Perda de habitat, caça ilegal e fogo empurram o veado-campeiro para a extinção
O veado-campeiro (Ozotoceros bezoarticus) é uma espécie típica das formações naturais campestres no Cerrado e sul do Brasil, regiões com acelerado processo de perda de habitat por pastagens e lavouras. Sem a proteção natural, o veado campeiro sofre com a caça ilegal, predação e doenças – como a febre aftosa, ao entrar em contato com bovinos. A população desses cervídeos caiu no país a ponto de a espécie entrar para lista vermelha como vulnerável à extinção, um alerta.

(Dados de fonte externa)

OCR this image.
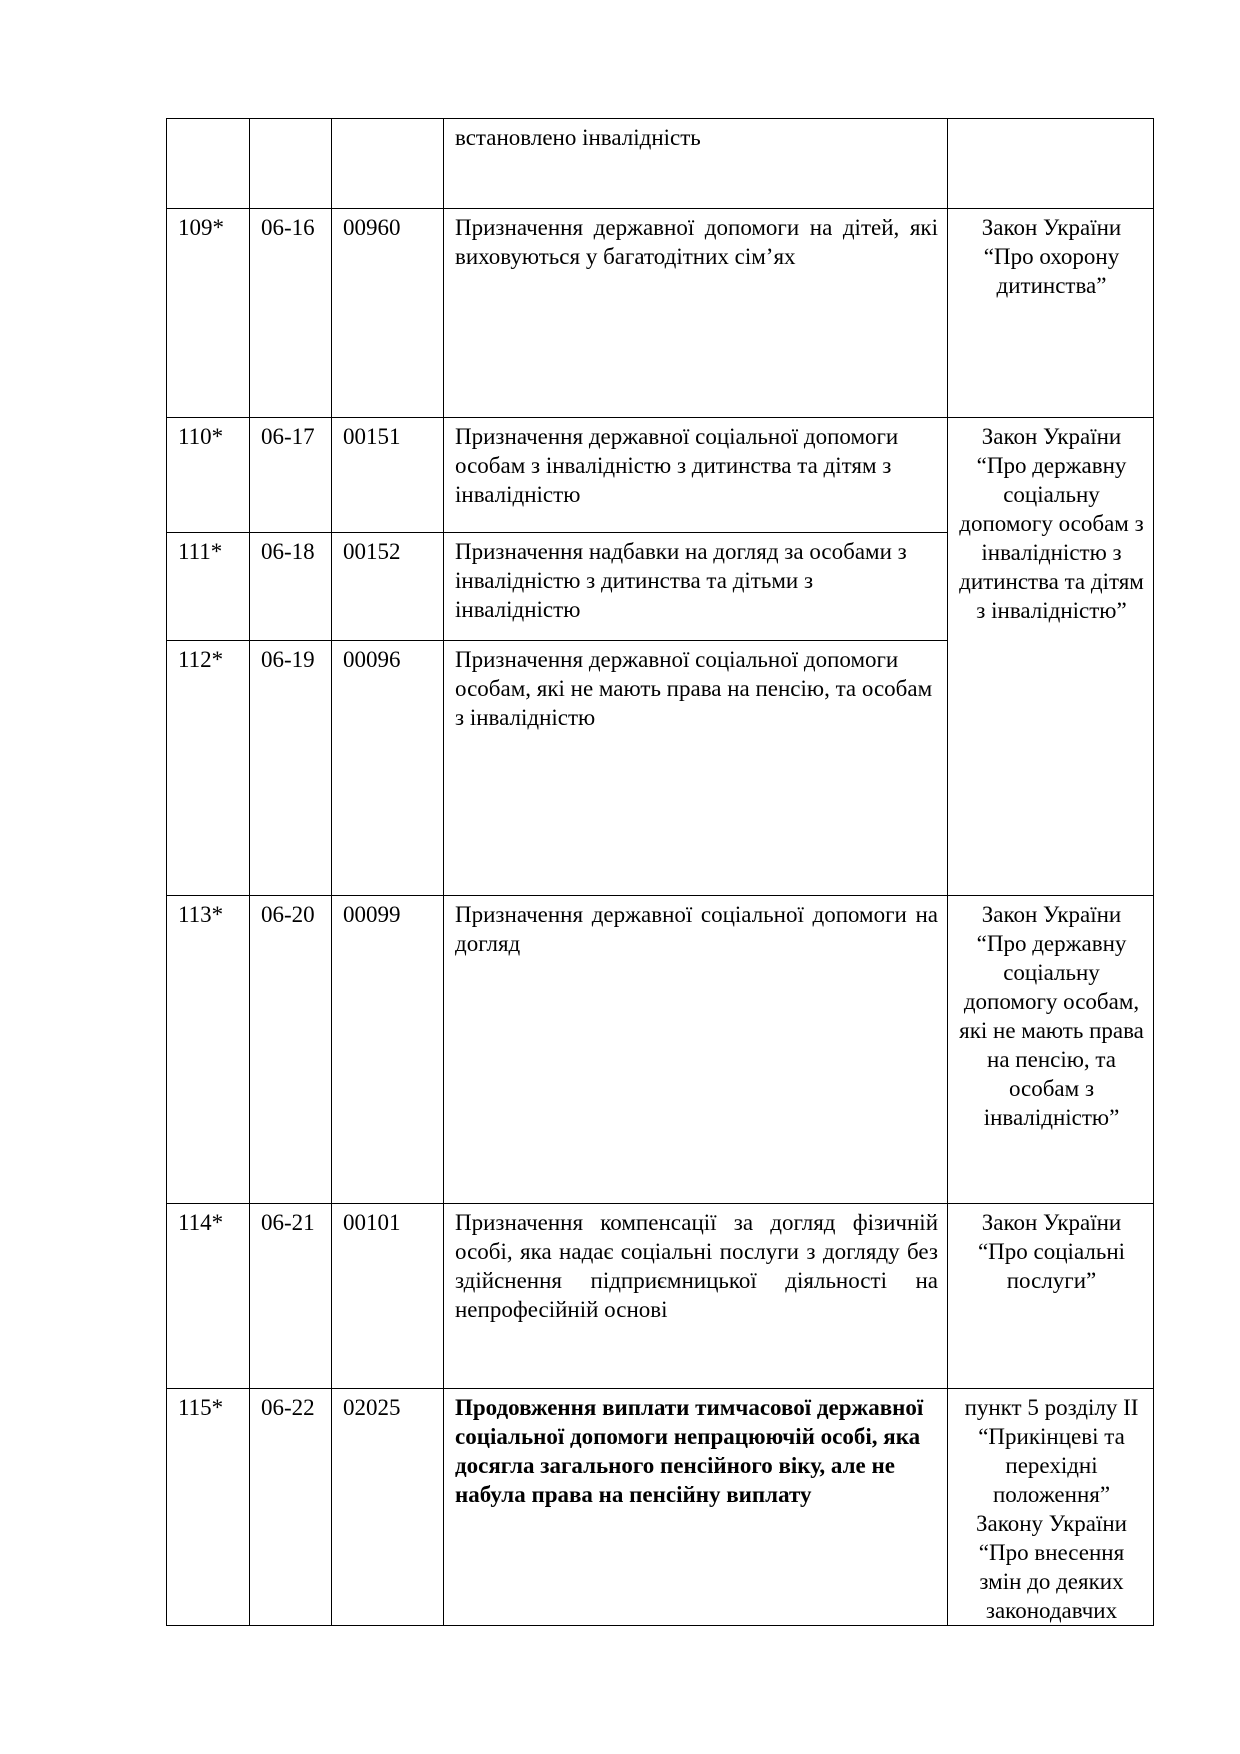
			встановлено інвалідність	
109*	06-16	00960	Призначення державної допомоги на дітей, які виховуються у багатодітних сім’ях	Закон України “Про охорону дитинства”
110*	06-17	00151	Призначення державної соціальної допомоги особам з інвалідністю з дитинства та дітям з інвалідністю	Закон України “Про державну соціальну допомогу особам з інвалідністю з дитинства та дітям з інвалідністю”
111*	06-18	00152	Призначення надбавки на догляд за особами з інвалідністю з дитинства та дітьми з інвалідністю	
112*	06-19	00096	Призначення державної соціальної допомоги особам, які не мають права на пенсію, та особам з інвалідністю	
113*	06-20	00099	Призначення державної соціальної допомоги на догляд	Закон України “Про державну соціальну допомогу особам, які не мають права на пенсію, та особам з інвалідністю”
114*	06-21	00101	Призначення компенсації за догляд фізичній особі, яка надає соціальні послуги з догляду без здійснення підприємницької діяльності на непрофесійній основі	Закон України “Про соціальні послуги”
115*	06-22	02025	Продовження виплати тимчасової державної соціальної допомоги непрацюючій особі, яка досягла загального пенсійного віку, але не набула права на пенсійну виплату	пункт 5 розділу II “Прикінцеві та перехідні положення” Закону України “Про внесення змін до деяких законодавчих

Mesmo no Pantanal, onde estão as maiores populações de veado-campeiro, estudos indicam declínio populacional. No do sul do Brasil, as populações desse animal estão extremamente reduzidas e isoladas, correndo o risco de serem completamente extintas no futuro. No Cerrado, algumas unidades de conservação sustentam populações maiores, porém isoladas e ameaçadas pela caça e queimadas de grandes proporções. O fogo reduz muito a disponibilidade de alimentos para a fauna silvestre, além de poluir o ar e prejudicar os cursos d´agua. Para reverter esse cenário, infraestrutura e recursos adequados ao bom manejo das unidades de conservação e fiscalização de atividades ilegais como a caça. Um manejo correto e bem planejado do fogo, evitando queimadas de grandes proporções, tanto em unidades de conservação quanto em pastagens próximas a essas áreas protegidas pode garantir a disponibilidade de alimentos ao longo da estação seca. E dar uma chance para que as pessoas possam, no futuro, conhecer essa espécie na natureza.